How Space Can Improve The Healthcare Experience

Going into TEDMED, our goal for the Steelcase Health space in the Hive was to facilitate experiences and conversations during the Smartphone Physicals that amplified the personal connection between clinicians, patients, and the technology they were using. Based on the feedback we’ve received, from media sources like NPR, ABC, USA Today, BusinessWeek, and the Huffington Post, it’s clear we succeeded. TEDMED went so far as to dub our set up as the “Exam Room of the Future”. They wrote:

Three major pieces of furniture, the patient chair, pocket desk and a physician stool – all on the same level as the patient chair to facilitate communication – are on rollers so they can be easily reshuffled. The entire space is ideally as uncluttered as possible, for a calming effect.
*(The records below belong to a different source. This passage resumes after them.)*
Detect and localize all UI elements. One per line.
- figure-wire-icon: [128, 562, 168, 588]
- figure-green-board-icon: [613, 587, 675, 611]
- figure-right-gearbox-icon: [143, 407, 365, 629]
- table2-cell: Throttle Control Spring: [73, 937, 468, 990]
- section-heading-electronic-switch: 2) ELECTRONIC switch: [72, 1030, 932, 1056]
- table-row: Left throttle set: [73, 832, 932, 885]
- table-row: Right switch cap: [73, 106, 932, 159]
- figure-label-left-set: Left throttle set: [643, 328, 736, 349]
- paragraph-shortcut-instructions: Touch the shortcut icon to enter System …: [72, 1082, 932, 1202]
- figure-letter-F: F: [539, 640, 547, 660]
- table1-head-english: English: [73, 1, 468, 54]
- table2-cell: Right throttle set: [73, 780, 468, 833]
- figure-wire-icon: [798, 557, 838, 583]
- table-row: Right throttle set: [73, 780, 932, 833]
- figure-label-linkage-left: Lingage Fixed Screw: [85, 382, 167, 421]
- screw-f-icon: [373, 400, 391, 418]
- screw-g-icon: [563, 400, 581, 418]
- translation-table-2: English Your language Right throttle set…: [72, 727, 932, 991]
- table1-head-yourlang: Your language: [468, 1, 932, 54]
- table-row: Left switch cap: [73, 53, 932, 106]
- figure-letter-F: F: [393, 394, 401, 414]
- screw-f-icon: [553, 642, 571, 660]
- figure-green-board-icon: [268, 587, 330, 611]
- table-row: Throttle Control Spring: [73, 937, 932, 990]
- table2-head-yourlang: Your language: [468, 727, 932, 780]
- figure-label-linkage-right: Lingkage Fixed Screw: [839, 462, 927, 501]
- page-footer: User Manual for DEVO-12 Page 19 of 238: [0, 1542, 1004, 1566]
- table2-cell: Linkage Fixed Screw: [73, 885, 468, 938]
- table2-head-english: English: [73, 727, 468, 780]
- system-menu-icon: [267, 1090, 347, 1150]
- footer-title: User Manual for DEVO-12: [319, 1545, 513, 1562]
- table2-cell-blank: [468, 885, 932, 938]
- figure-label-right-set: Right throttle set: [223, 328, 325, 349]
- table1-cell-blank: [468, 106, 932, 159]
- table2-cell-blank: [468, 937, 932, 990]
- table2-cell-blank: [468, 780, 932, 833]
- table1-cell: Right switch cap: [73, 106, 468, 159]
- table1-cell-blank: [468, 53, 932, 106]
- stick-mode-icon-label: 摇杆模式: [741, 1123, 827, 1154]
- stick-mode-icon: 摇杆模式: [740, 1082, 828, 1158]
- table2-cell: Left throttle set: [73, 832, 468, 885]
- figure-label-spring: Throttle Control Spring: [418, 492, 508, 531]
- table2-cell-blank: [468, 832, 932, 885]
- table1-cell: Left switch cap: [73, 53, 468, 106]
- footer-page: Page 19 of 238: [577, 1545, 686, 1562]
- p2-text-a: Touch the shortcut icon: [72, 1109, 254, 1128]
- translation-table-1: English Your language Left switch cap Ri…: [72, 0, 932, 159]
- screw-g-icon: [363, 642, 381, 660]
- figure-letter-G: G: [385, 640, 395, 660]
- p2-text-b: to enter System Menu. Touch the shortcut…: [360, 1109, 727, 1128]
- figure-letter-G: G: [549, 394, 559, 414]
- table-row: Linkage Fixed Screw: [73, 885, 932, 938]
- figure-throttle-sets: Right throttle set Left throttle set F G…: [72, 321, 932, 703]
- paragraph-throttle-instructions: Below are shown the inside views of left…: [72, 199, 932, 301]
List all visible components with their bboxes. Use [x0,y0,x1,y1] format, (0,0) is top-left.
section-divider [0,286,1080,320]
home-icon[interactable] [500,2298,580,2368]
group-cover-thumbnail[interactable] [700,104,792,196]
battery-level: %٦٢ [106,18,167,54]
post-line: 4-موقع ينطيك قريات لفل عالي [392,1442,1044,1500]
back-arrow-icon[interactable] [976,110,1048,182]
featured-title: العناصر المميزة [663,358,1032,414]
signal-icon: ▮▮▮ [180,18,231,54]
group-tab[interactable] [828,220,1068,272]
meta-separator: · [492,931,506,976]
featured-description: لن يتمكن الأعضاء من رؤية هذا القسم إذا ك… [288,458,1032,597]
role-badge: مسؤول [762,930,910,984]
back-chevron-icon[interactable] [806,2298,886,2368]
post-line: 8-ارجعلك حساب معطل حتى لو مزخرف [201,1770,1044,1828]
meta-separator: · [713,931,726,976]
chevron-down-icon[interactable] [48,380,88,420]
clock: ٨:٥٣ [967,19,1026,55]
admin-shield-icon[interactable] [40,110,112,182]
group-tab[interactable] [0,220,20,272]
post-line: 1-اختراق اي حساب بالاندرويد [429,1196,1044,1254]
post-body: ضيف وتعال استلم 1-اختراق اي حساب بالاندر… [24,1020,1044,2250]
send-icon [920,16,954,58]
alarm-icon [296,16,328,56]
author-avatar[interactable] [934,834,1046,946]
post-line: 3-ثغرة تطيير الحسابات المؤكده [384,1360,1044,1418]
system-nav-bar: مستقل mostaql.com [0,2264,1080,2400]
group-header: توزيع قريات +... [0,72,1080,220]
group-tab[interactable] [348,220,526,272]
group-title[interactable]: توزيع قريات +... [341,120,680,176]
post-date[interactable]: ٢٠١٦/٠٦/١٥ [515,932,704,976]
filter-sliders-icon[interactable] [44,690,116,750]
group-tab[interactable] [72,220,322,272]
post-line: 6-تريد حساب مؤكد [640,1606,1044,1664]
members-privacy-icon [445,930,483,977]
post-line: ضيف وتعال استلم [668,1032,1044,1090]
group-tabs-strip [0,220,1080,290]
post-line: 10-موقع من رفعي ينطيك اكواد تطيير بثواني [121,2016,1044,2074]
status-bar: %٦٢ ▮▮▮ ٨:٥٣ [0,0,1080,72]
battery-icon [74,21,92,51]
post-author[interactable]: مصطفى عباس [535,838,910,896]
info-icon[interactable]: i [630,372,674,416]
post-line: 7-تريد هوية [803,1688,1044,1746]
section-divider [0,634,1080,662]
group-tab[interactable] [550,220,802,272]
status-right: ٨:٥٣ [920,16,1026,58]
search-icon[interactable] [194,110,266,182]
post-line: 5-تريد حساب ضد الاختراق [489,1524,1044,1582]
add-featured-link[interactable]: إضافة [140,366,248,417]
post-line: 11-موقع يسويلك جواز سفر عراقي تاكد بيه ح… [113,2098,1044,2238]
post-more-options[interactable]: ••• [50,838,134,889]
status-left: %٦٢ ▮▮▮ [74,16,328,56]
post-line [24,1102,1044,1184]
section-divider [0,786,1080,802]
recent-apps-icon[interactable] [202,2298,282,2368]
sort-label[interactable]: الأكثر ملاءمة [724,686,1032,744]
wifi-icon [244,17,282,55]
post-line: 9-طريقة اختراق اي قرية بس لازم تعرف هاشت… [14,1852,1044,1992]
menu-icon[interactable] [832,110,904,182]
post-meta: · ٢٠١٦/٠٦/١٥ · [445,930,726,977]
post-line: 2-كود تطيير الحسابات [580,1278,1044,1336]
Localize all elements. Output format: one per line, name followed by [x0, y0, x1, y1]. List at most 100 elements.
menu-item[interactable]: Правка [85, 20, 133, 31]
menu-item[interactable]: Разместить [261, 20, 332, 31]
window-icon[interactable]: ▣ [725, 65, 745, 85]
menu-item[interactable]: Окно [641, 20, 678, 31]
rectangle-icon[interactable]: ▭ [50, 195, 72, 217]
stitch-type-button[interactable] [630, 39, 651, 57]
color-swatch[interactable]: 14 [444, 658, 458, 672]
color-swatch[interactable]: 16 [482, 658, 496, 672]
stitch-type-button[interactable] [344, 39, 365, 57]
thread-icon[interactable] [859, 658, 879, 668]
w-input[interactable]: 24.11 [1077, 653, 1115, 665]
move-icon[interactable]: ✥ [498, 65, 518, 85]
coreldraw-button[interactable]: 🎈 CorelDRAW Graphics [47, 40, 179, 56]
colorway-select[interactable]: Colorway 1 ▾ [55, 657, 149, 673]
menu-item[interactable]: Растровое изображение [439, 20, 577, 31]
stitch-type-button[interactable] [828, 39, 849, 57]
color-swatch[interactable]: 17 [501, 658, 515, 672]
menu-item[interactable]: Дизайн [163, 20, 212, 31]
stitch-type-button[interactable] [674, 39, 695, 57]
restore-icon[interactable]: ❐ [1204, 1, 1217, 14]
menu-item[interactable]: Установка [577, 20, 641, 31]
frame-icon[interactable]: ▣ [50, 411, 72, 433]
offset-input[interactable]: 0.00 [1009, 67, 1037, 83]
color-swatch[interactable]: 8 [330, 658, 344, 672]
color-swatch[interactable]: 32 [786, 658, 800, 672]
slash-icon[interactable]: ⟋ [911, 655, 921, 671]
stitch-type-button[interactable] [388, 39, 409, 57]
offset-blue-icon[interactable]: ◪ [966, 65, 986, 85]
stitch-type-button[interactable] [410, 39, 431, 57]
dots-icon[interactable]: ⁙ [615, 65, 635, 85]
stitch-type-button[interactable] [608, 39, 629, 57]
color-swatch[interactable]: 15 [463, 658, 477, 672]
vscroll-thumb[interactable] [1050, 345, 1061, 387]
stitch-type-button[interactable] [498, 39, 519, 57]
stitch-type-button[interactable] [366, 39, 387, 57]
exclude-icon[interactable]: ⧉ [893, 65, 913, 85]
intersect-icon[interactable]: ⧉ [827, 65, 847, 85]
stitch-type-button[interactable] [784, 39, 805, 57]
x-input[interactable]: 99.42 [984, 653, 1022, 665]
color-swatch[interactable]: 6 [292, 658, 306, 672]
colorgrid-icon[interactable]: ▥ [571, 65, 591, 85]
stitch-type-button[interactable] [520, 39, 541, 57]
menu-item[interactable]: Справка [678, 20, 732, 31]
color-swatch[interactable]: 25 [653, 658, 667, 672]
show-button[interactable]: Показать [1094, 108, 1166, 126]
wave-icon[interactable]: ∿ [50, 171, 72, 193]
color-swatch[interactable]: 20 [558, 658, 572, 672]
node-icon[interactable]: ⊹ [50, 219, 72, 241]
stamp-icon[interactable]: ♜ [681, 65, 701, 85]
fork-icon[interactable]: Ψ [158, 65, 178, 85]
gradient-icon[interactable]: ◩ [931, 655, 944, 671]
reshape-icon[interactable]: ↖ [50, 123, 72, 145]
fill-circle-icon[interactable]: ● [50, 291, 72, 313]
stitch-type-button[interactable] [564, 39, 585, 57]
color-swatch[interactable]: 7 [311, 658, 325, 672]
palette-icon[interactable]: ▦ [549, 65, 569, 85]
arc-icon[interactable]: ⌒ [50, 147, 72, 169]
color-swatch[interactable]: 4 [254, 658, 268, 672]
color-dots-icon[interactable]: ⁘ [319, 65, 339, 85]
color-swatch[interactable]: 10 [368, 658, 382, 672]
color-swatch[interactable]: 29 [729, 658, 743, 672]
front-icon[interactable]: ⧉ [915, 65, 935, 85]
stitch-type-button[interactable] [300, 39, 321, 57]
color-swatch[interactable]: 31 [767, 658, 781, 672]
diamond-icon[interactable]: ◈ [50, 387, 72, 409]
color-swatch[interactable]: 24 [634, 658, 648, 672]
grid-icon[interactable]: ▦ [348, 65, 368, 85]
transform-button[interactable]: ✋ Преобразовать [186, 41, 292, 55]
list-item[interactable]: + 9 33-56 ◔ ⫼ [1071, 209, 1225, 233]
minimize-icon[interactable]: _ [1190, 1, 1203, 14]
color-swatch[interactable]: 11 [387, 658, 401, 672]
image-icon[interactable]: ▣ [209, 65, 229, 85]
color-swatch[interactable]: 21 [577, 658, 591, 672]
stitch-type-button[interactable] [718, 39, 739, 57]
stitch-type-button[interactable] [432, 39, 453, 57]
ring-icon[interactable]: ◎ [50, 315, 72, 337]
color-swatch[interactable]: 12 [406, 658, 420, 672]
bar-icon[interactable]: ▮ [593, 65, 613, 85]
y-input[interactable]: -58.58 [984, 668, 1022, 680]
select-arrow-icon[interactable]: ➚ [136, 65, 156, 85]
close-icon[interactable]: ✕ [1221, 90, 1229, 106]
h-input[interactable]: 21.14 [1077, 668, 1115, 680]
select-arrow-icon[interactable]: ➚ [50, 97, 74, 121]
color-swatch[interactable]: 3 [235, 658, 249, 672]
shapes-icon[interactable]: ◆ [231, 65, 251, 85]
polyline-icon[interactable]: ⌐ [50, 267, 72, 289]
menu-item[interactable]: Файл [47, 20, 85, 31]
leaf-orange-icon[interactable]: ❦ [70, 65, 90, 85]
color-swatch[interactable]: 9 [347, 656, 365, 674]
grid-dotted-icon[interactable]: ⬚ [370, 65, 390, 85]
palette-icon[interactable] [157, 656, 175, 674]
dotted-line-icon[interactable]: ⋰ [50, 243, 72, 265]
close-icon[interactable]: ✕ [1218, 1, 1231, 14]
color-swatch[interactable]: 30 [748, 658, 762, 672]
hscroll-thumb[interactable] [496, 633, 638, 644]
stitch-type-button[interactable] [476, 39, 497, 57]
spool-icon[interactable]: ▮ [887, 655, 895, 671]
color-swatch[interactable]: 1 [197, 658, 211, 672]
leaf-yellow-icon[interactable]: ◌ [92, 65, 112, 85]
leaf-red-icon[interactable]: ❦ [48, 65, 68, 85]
Margaret Alrutz, Director of Strategic Marketing & Experience Design at Steelcase Health, says the room takes cues from cultural changes at large. “Healthcare changes as people’s experience of the world starts to change, and one area that’s driving things now is retail. For example, a consumer may think, ‘I can get movies and meals at home anytime I want, but I get to have a physical maybe once a year. It takes a long time and it’s uncomfortable,” she says.

With the glut of on-demand consumer technology, though, including health apps like those in the Smartphone Physical, the new expectation is, “I can participate in healthcare and not be told what to do,” Alrutz says. However, she added, “We may not yet have the social clues to navigate this scenario. So can we take these cues that are already familiar, like sitting in an easy chair, as ways to signal how to interact? “When a patient walks into a room and sees an easy chair and a TV screen, they may think, ‘I know how to do this,’ ” Alrutz says.

We also received feedback on the effect our space has on the clinician – patient connection from Leanne West, the director of the Landmarc Research Institute at Georgia Tech. Leanne said:

I felt more relaxed being at eye-level with the physician thanks to the Empath recliner, rather than perched up on the awkward exam table. It was more conducive to having an actual conversation.

I could easily see images on the smartphone as the tests were being conducted. The physician also didn’t have to constantly be turning his back to me to type notes into the computer, he could do it all there on his phone. The design of the space made this all possible.

Roz Cama, after experiencing a Smartphone Physical in the Steelcase Health space, delivered an insight into the future of the health exam that bears repeating:

The physical was chair-centric, not exam table centric, like you’ve seen in the past.  You almost don’t feel like a patient, you’re just having an intelligent conversation with a colleague about something very important – your health. This brand of personalized, customizable medicine, liberated by this kind of technology, is very exciting.